D. Mobutu stressed he does not repeat not wish to stage another coup d’etat. However said he believes it to be his duty to try find compromise solution to current political impasse. Thus, he asked Devlin if he could suggest a solution.

2. Devlin replied that he concurred with the general’s view that compromise solution would be required if Congo is to avoid another political crisis which can only advance cause of rebels and other extremist groups. He also insisted upon need to find a place in govt for Tshombe, pointing out that elimination of Tshombe from political scene would almost certainly increase problem, rather than resolve it. Devlin also concurred with Mobutu’s views that Kasavubu’s popularity has diminished sharply over last month. Devlin concluded by stating one possible alternative would be for Mobutu to select compromise candidate for presidency, one who would be responsive and acceptable to both FDC and Conaco, and for Mobutu then to convince Tshombe that for good of country he must agree to such compromise and accept position of prime minister.
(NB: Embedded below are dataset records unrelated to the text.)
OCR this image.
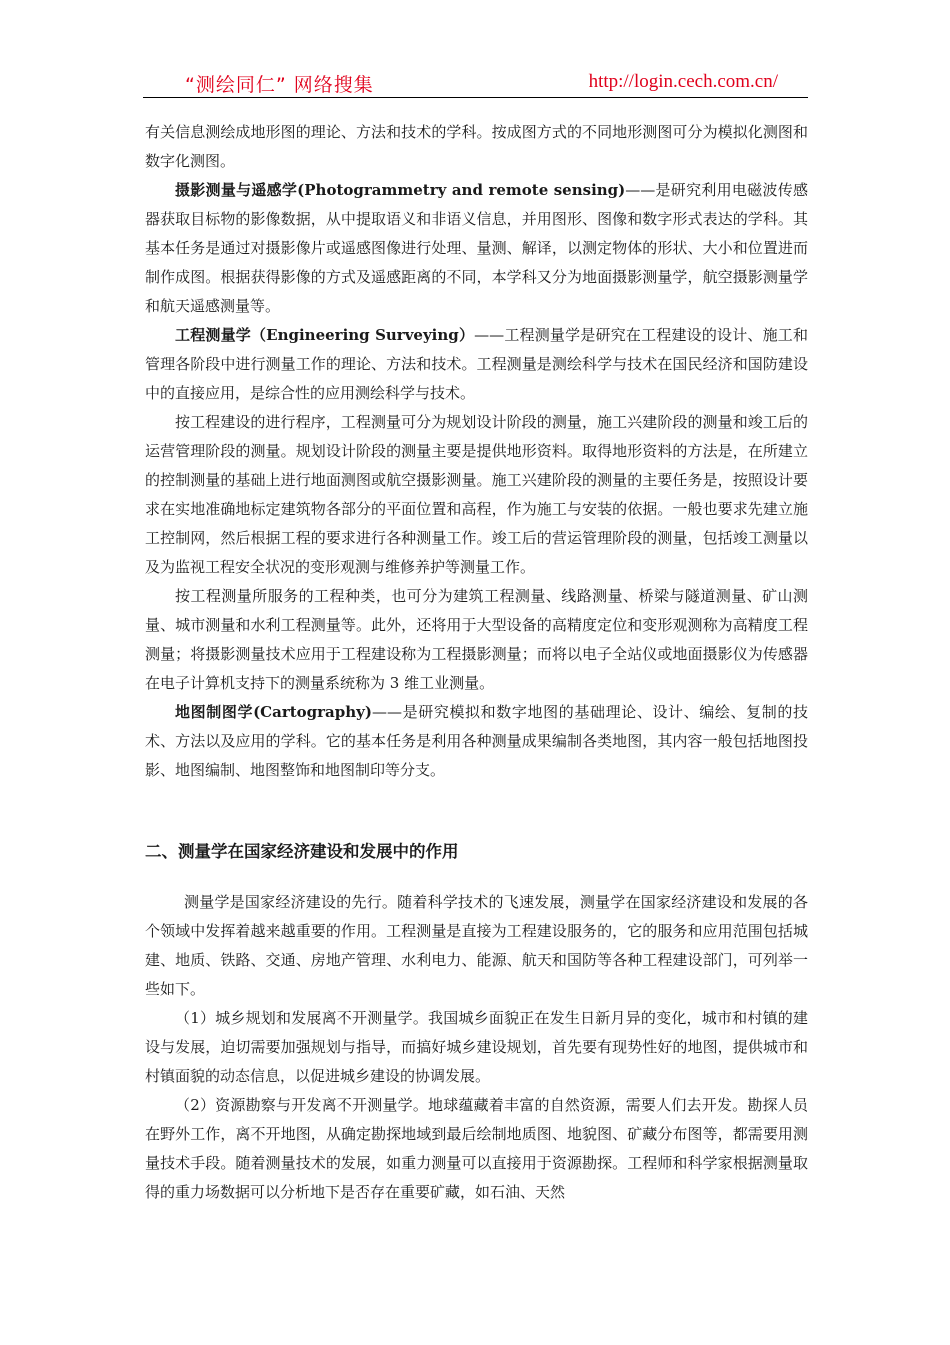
“测绘同仁” 网络搜集	http://login.cech.com.cn/

有关信息测绘成地形图的理论、方法和技术的学科。按成图方式的不同地形测图可分为模拟化测图和数字化测图。

摄影测量与遥感学(Photogrammetry and remote sensing)——是研究利用电磁波传感器获取目标物的影像数据，从中提取语义和非语义信息，并用图形、图像和数字形式表达的学科。其基本任务是通过对摄影像片或遥感图像进行处理、量测、解译，以测定物体的形状、大小和位置进而制作成图。根据获得影像的方式及遥感距离的不同，本学科又分为地面摄影测量学，航空摄影测量学和航天遥感测量等。

工程测量学（Engineering Surveying）——工程测量学是研究在工程建设的设计、施工和管理各阶段中进行测量工作的理论、方法和技术。工程测量是测绘科学与技术在国民经济和国防建设中的直接应用，是综合性的应用测绘科学与技术。

按工程建设的进行程序，工程测量可分为规划设计阶段的测量，施工兴建阶段的测量和竣工后的运营管理阶段的测量。规划设计阶段的测量主要是提供地形资料。取得地形资料的方法是，在所建立的控制测量的基础上进行地面测图或航空摄影测量。施工兴建阶段的测量的主要任务是，按照设计要求在实地准确地标定建筑物各部分的平面位置和高程，作为施工与安装的依据。一般也要求先建立施工控制网，然后根据工程的要求进行各种测量工作。竣工后的营运管理阶段的测量，包括竣工测量以及为监视工程安全状况的变形观测与维修养护等测量工作。

按工程测量所服务的工程种类，也可分为建筑工程测量、线路测量、桥梁与隧道测量、矿山测量、城市测量和水利工程测量等。此外，还将用于大型设备的高精度定位和变形观测称为高精度工程测量；将摄影测量技术应用于工程建设称为工程摄影测量；而将以电子全站仪或地面摄影仪为传感器在电子计算机支持下的测量系统称为 3 维工业测量。

地图制图学(Cartography)——是研究模拟和数字地图的基础理论、设计、编绘、复制的技术、方法以及应用的学科。它的基本任务是利用各种测量成果编制各类地图，其内容一般包括地图投影、地图编制、地图整饰和地图制印等分支。

二、测量学在国家经济建设和发展中的作用

测量学是国家经济建设的先行。随着科学技术的飞速发展，测量学在国家经济建设和发展的各个领域中发挥着越来越重要的作用。工程测量是直接为工程建设服务的，它的服务和应用范围包括城建、地质、铁路、交通、房地产管理、水利电力、能源、航天和国防等各种工程建设部门，可列举一些如下。

（1）城乡规划和发展离不开测量学。我国城乡面貌正在发生日新月异的变化，城市和村镇的建设与发展，迫切需要加强规划与指导，而搞好城乡建设规划，首先要有现势性好的地图，提供城市和村镇面貌的动态信息，以促进城乡建设的协调发展。

（2）资源勘察与开发离不开测量学。地球蕴藏着丰富的自然资源，需要人们去开发。勘探人员在野外工作，离不开地图，从确定勘探地域到最后绘制地质图、地貌图、矿藏分布图等，都需要用测量技术手段。随着测量技术的发展，如重力测量可以直接用于资源勘探。工程师和科学家根据测量取得的重力场数据可以分析地下是否存在重要矿藏，如石油、天然
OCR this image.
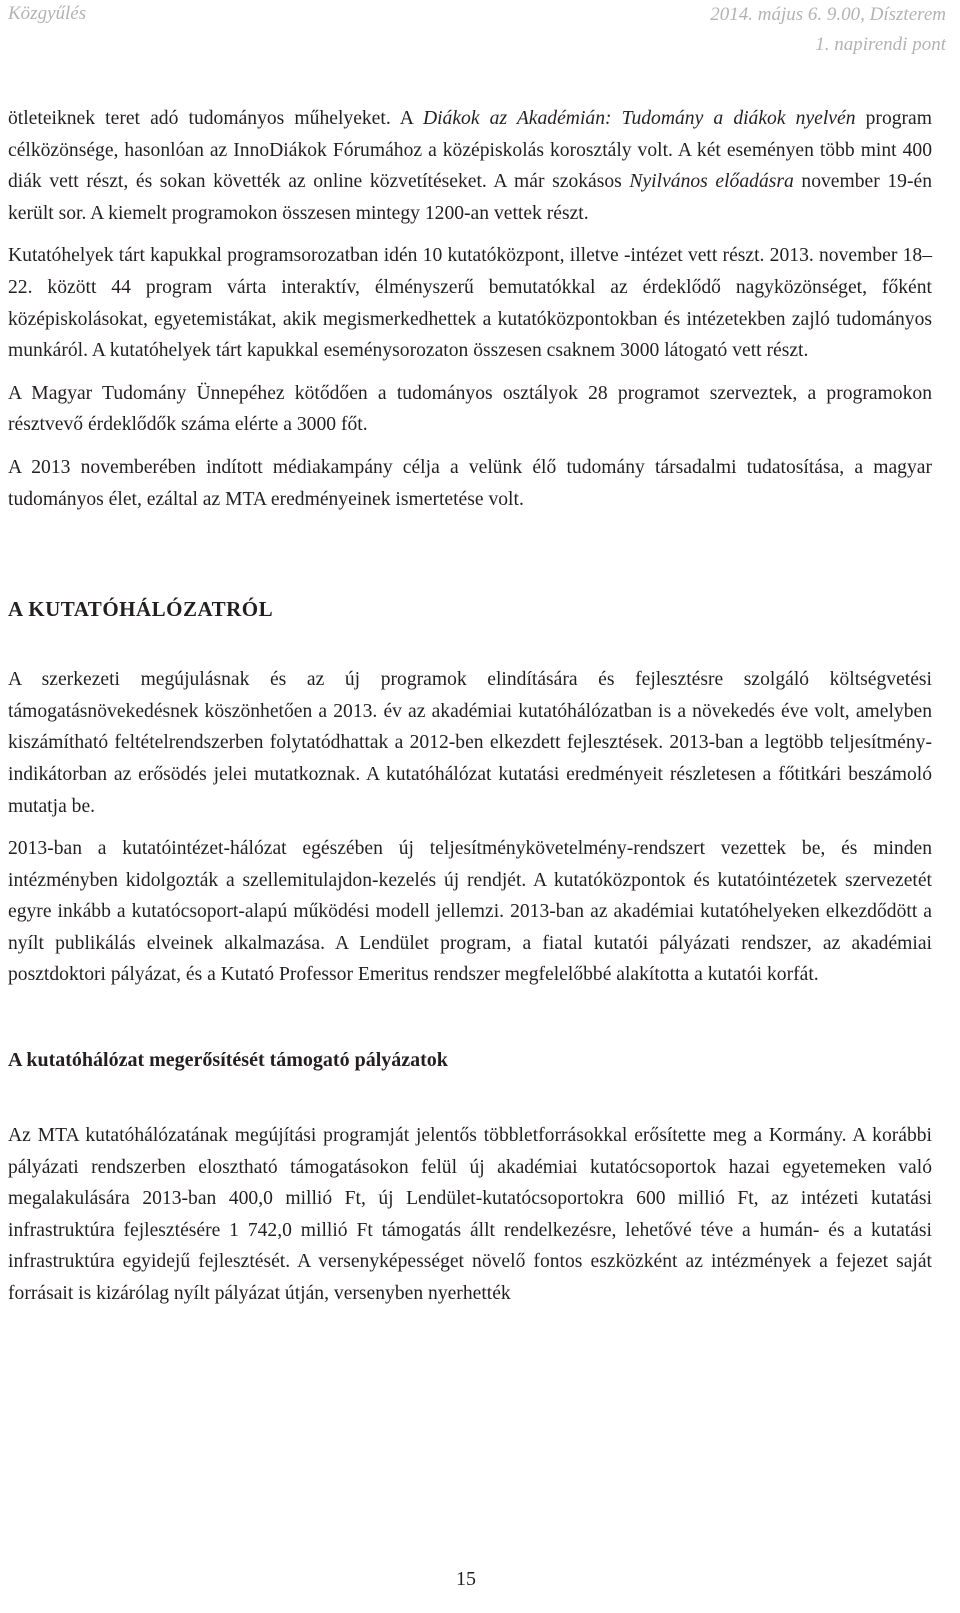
Közgyűlés	2014. május 6. 9.00, Díszterem
1. napirendi pont

ötleteiknek teret adó tudományos műhelyeket. A Diákok az Akadémián: Tudomány a diákok nyelvén program célközönsége, hasonlóan az InnoDiákok Fórumához a középiskolás korosztály volt. A két eseményen több mint 400 diák vett részt, és sokan követték az online közvetítéseket. A már szokásos Nyilvános előadásra november 19-én került sor. A kiemelt programokon összesen mintegy 1200-an vettek részt.

Kutatóhelyek tárt kapukkal programsorozatban idén 10 kutatóközpont, illetve -intézet vett részt. 2013. november 18–22. között 44 program várta interaktív, élményszerű bemutatókkal az érdeklődő nagyközönséget, főként középiskolásokat, egyetemistákat, akik megismerkedhettek a kutatóközpontokban és intézetekben zajló tudományos munkáról. A kutatóhelyek tárt kapukkal eseménysorozaton összesen csaknem 3000 látogató vett részt.

A Magyar Tudomány Ünnepéhez kötődően a tudományos osztályok 28 programot szerveztek, a programokon résztvevő érdeklődők száma elérte a 3000 főt.

A 2013 novemberében indított médiakampány célja a velünk élő tudomány társadalmi tudatosítása, a magyar tudományos élet, ezáltal az MTA eredményeinek ismertetése volt.

A KUTATÓHÁLÓZATRÓL

A szerkezeti megújulásnak és az új programok elindítására és fejlesztésre szolgáló költségvetési támogatásnövekedésnek köszönhetően a 2013. év az akadémiai kutatóhálózatban is a növekedés éve volt, amelyben kiszámítható feltételrendszerben folytatódhattak a 2012-ben elkezdett fejlesztések. 2013-ban a legtöbb teljesítmény-indikátorban az erősödés jelei mutatkoznak. A kutatóhálózat kutatási eredményeit részletesen a főtitkári beszámoló mutatja be.

2013-ban a kutatóintézet-hálózat egészében új teljesítménykövetelmény-rendszert vezettek be, és minden intézményben kidolgozták a szellemitulajdon-kezelés új rendjét. A kutatóközpontok és kutatóintézetek szervezetét egyre inkább a kutatócsoport-alapú működési modell jellemzi. 2013-ban az akadémiai kutatóhelyeken elkezdődött a nyílt publikálás elveinek alkalmazása. A Lendület program, a fiatal kutatói pályázati rendszer, az akadémiai posztdoktori pályázat, és a Kutató Professor Emeritus rendszer megfelelőbbé alakította a kutatói korfát.

A kutatóhálózat megerősítését támogató pályázatok

Az MTA kutatóhálózatának megújítási programját jelentős többletforrásokkal erősítette meg a Kormány. A korábbi pályázati rendszerben elosztható támogatásokon felül új akadémiai kutatócsoportok hazai egyetemeken való megalakulására 2013-ban 400,0 millió Ft, új Lendület-kutatócsoportokra 600 millió Ft, az intézeti kutatási infrastruktúra fejlesztésére 1 742,0 millió Ft támogatás állt rendelkezésre, lehetővé téve a humán- és a kutatási infrastruktúra egyidejű fejlesztését. A versenyképességet növelő fontos eszközként az intézmények a fejezet saját forrásait is kizárólag nyílt pályázat útján, versenyben nyerhették

15
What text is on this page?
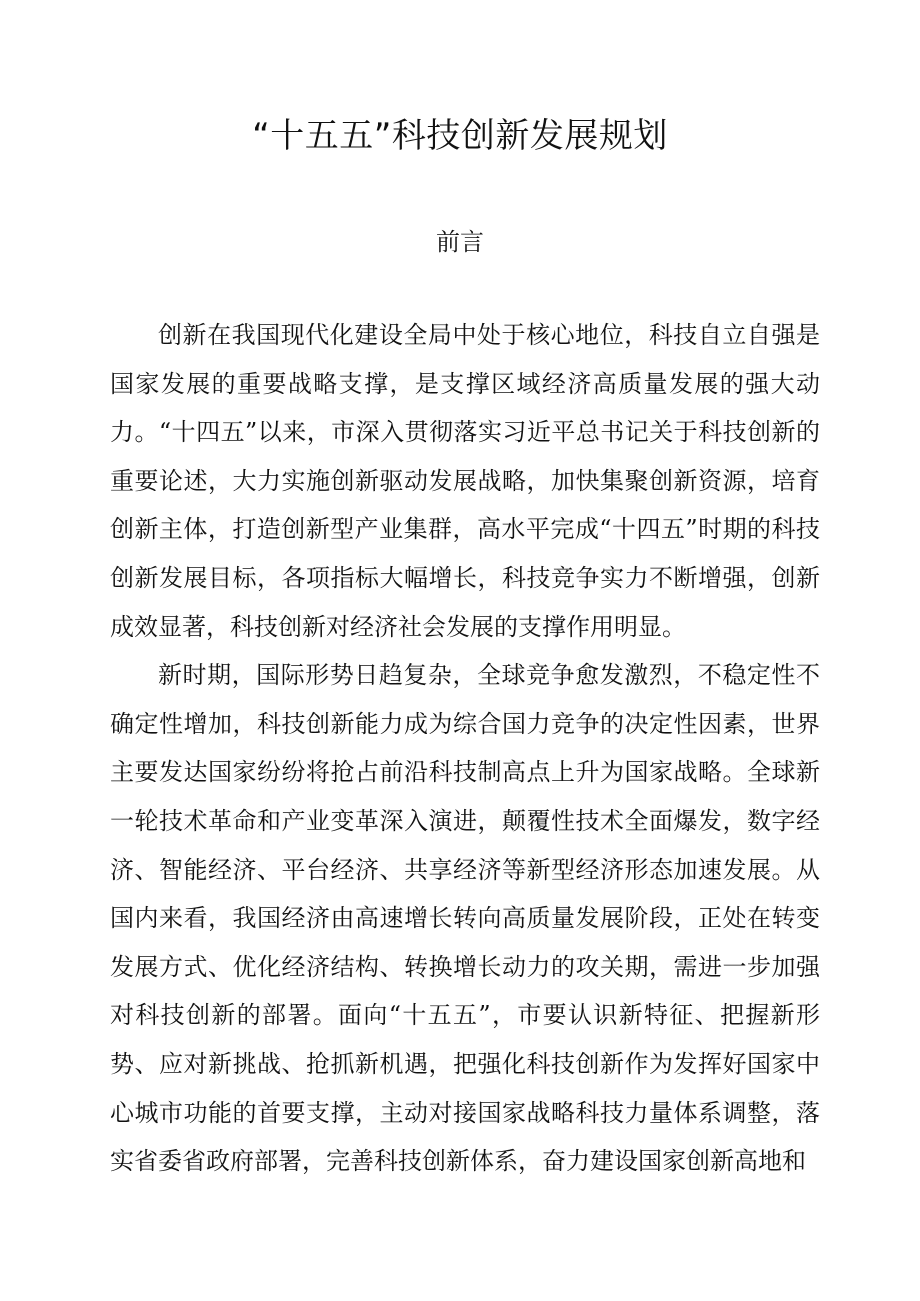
“十五五”科技创新发展规划
前言

创新在我国现代化建设全局中处于核心地位，科技自立自强是国家发展的重要战略支撑，是支撑区域经济高质量发展的强大动力。“十四五”以来，市深入贯彻落实习近平总书记关于科技创新的重要论述，大力实施创新驱动发展战略，加快集聚创新资源，培育创新主体，打造创新型产业集群，高水平完成“十四五”时期的科技创新发展目标，各项指标大幅增长，科技竞争实力不断增强，创新成效显著，科技创新对经济社会发展的支撑作用明显。

新时期，国际形势日趋复杂，全球竞争愈发激烈，不稳定性不确定性增加，科技创新能力成为综合国力竞争的决定性因素，世界主要发达国家纷纷将抢占前沿科技制高点上升为国家战略。全球新一轮技术革命和产业变革深入演进，颠覆性技术全面爆发，数字经济、智能经济、平台经济、共享经济等新型经济形态加速发展。从国内来看，我国经济由高速增长转向高质量发展阶段，正处在转变发展方式、优化经济结构、转换增长动力的攻关期，需进一步加强对科技创新的部署。面向“十五五”，市要认识新特征、把握新形势、应对新挑战、抢抓新机遇，把强化科技创新作为发挥好国家中心城市功能的首要支撑，主动对接国家战略科技力量体系调整，落实省委省政府部署，完善科技创新体系，奋力建设国家创新高地和
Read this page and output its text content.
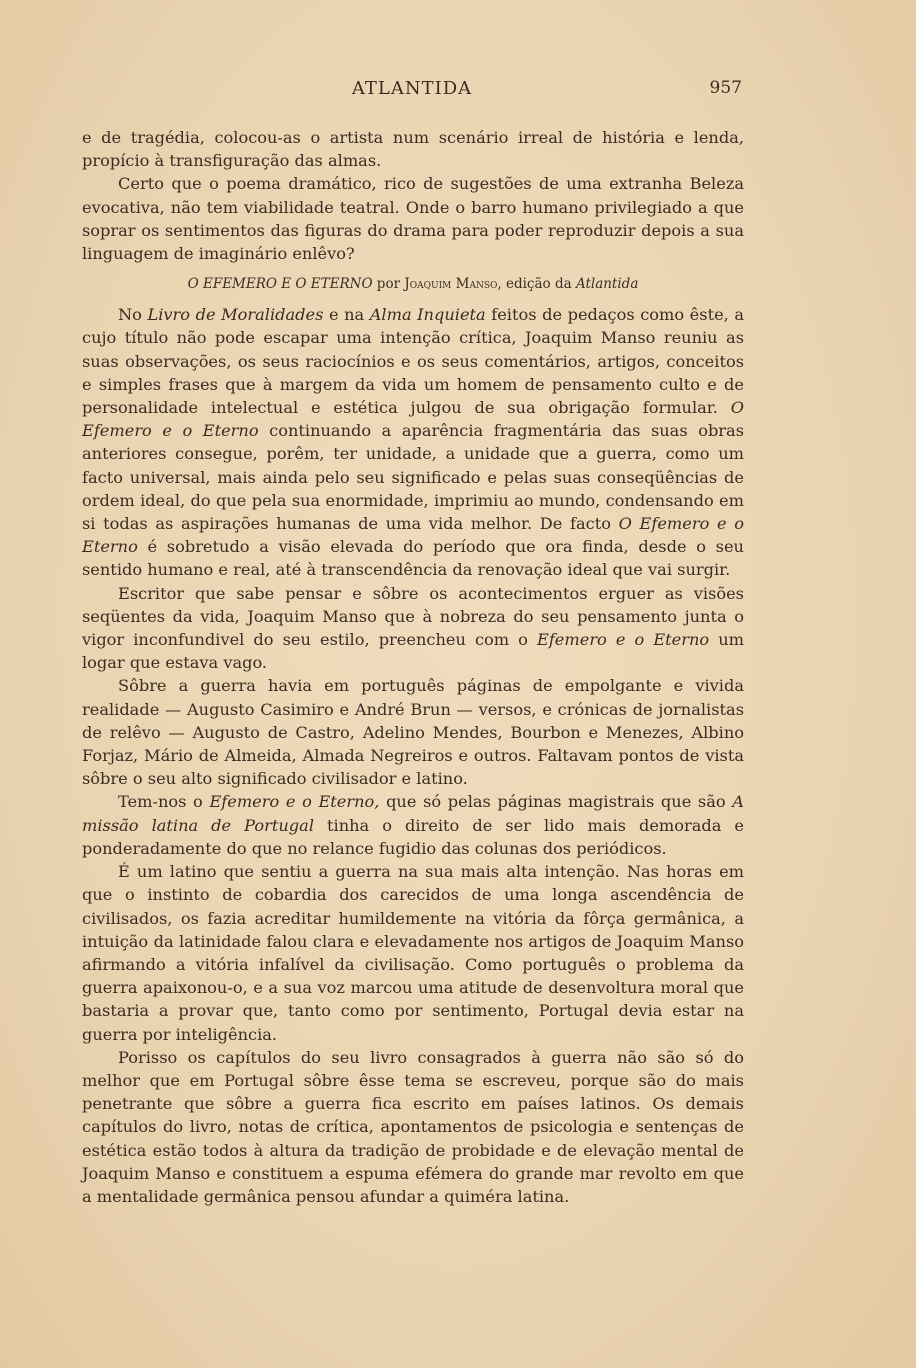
ATLANTIDA	957

e de tragédia, colocou-as o artista num scenário irreal de história e lenda, propício à transfiguração das almas.

Certo que o poema dramático, rico de sugestões de uma extranha Beleza evocativa, não tem viabilidade teatral. Onde o barro humano privilegiado a que soprar os sentimentos das figuras do drama para poder reproduzir depois a sua linguagem de imaginário enlêvo?

O EFEMERO E O ETERNO por Joaquim Manso, edição da Atlantida

No Livro de Moralidades e na Alma Inquieta feitos de pedaços como êste, a cujo título não pode escapar uma intenção crítica, Joaquim Manso reuniu as suas observações, os seus raciocínios e os seus comentários, artigos, conceitos e simples frases que à margem da vida um homem de pensamento culto e de personalidade intelectual e estética julgou de sua obrigação formular. O Efemero e o Eterno continuando a aparência fragmentária das suas obras anteriores consegue, porêm, ter unidade, a unidade que a guerra, como um facto universal, mais ainda pelo seu significado e pelas suas conseqüências de ordem ideal, do que pela sua enormidade, imprimiu ao mundo, condensando em si todas as aspirações humanas de uma vida melhor. De facto O Efemero e o Eterno é sobretudo a visão elevada do período que ora finda, desde o seu sentido humano e real, até à transcendência da renovação ideal que vai surgir.

Escritor que sabe pensar e sôbre os acontecimentos erguer as visões seqüentes da vida, Joaquim Manso que à nobreza do seu pensamento junta o vigor inconfundivel do seu estilo, preencheu com o Efemero e o Eterno um logar que estava vago.

Sôbre a guerra havia em português páginas de empolgante e vivida realidade — Augusto Casimiro e André Brun — versos, e crónicas de jornalistas de relêvo — Augusto de Castro, Adelino Mendes, Bourbon e Menezes, Albino Forjaz, Mário de Almeida, Almada Negreiros e outros. Faltavam pontos de vista sôbre o seu alto significado civilisador e latino.

Tem-nos o Efemero e o Eterno, que só pelas páginas magistrais que são A missão latina de Portugal tinha o direito de ser lido mais demorada e ponderadamente do que no relance fugidio das colunas dos periódicos.

É um latino que sentiu a guerra na sua mais alta intenção. Nas horas em que o instinto de cobardia dos carecidos de uma longa ascendência de civilisados, os fazia acreditar humildemente na vitória da fôrça germânica, a intuição da latinidade falou clara e elevadamente nos artigos de Joaquim Manso afirmando a vitória infalível da civilisação. Como português o problema da guerra apaixonou-o, e a sua voz marcou uma atitude de desenvoltura moral que bastaria a provar que, tanto como por sentimento, Portugal devia estar na guerra por inteligência.

Porisso os capítulos do seu livro consagrados à guerra não são só do melhor que em Portugal sôbre êsse tema se escreveu, porque são do mais penetrante que sôbre a guerra fica escrito em países latinos. Os demais capítulos do livro, notas de crítica, apontamentos de psicologia e sentenças de estética estão todos à altura da tradição de probidade e de elevação mental de Joaquim Manso e constituem a espuma efémera do grande mar revolto em que a mentalidade germânica pensou afundar a quiméra latina.
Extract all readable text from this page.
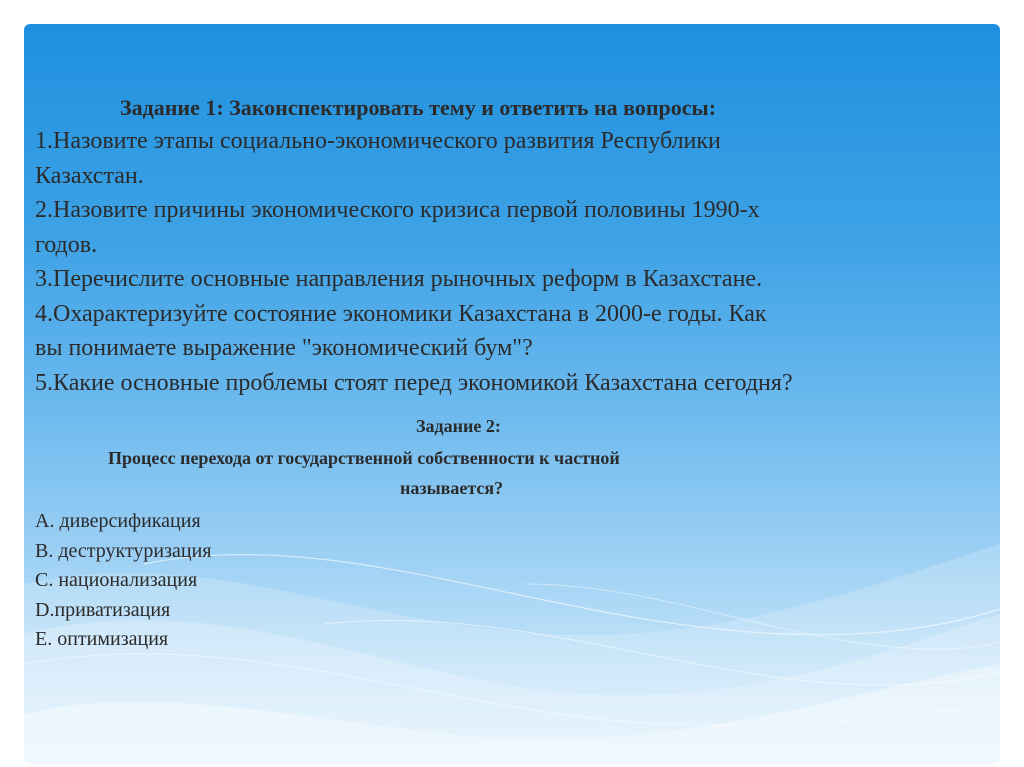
Задание 1: Законспектировать тему и ответить на вопросы:
1.Назовите этапы социально-экономического развития Республики
Казахстан.
2.Назовите причины экономического кризиса первой половины 1990-х
годов.
3.Перечислите основные направления рыночных реформ в Казахстане.
4.Охарактеризуйте состояние экономики Казахстана в 2000-е годы. Как
вы понимаете выражение "экономический бум"?
5.Какие основные проблемы стоят перед экономикой Казахстана сегодня?
Задание 2:
Процесс перехода от государственной собственности к частной
называется?
A. диверсификация
B. деструктуризация
C. национализация
D.приватизация
E. оптимизация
3. Mobutu stated that he would want to discuss this problem again with Devlin, probably on Sunday 21 Nov, but again stressed that he wished Devlin’s personal views and he asked that conversation not be discussed with Embassy or Washington.

4. Station concurs that present political impasse is rapidly reaching critical stage. Neither FDC nor Conaco has actual or lasting parlimentary majority. Balance is such that either side could win a narrow majority by purchasing a few votes. On other hand, Tshombe appears to be most popular leader in country. However, Mobutu has repeatedly stressed that he would never agree to work under Tshombe. At 19 Nov meeting he again stated he would resign were Tshombe elected president. Since Station knows of no satisfactory alternative to Mobutu as [Page 648] commander of army, and in view of Mobutu’s long-time cooperation with USG we do not believe that a solution which would remove Mobutu from governmental scene would be advisable. Thus, Station believes it is incumbent upon USG to try help Mobutu find compromise solution. Failure to take this step would, in long run, almost certainly lead to even greater political crisis and contribute to undermining seriously USG position in Congo.3

5. Embassy will submit its views by separate cable through this channel, as will Station, morning 20 Nov.4

  1. Source: Central Intelligence Agency Files, [text not declassified], Vol. III, Mobutu. Secret; Rybat; Immediate. Received at 20:05Z.
  2. Reported Mobutu’s refusal to arrest Tshombe. [Footnote in the original.] This telegram dated November 19 is ibid.
  3. Telegram 2408 from Leopoldville to CIA, November 19, transmitted a message from Godley to Harriman, Williams, and Ambassador Knight stating that he believed the time had come for him to see Kasavubu. He asked for the Department’s views and instructions, suggesting that he tell Kasavubu that he must not underestimate the U.S. conviction that only a government of national unity could succeed in giving the Congo the stability and security it so desperately required until a presidential election. Such a government need not include Tshombe but should include a strong CONACO contingent with Tshombe’s approval. Godley also intended to warn Kasavubu that the United States would not tolerate violent repressive measures against the opposition. (Ibid., Job 78–00435R, DDO/ISS Files, Box 2, Folder 12, [cryptonym not declassified] Operations)
  4. Telegram 59745 from the CIA to Leopoldville, November 20, transmitted a message from Williams to Godley, stating that the Department agreed that the situation had reached the point that he should call on Kasavubu. It believed, however, that this approach should be based on the expression of U.S. concern over the potential for trouble which the current situation portended. The Department preferred to hold in abeyance a tougher démarche pending future developments. (Ibid.)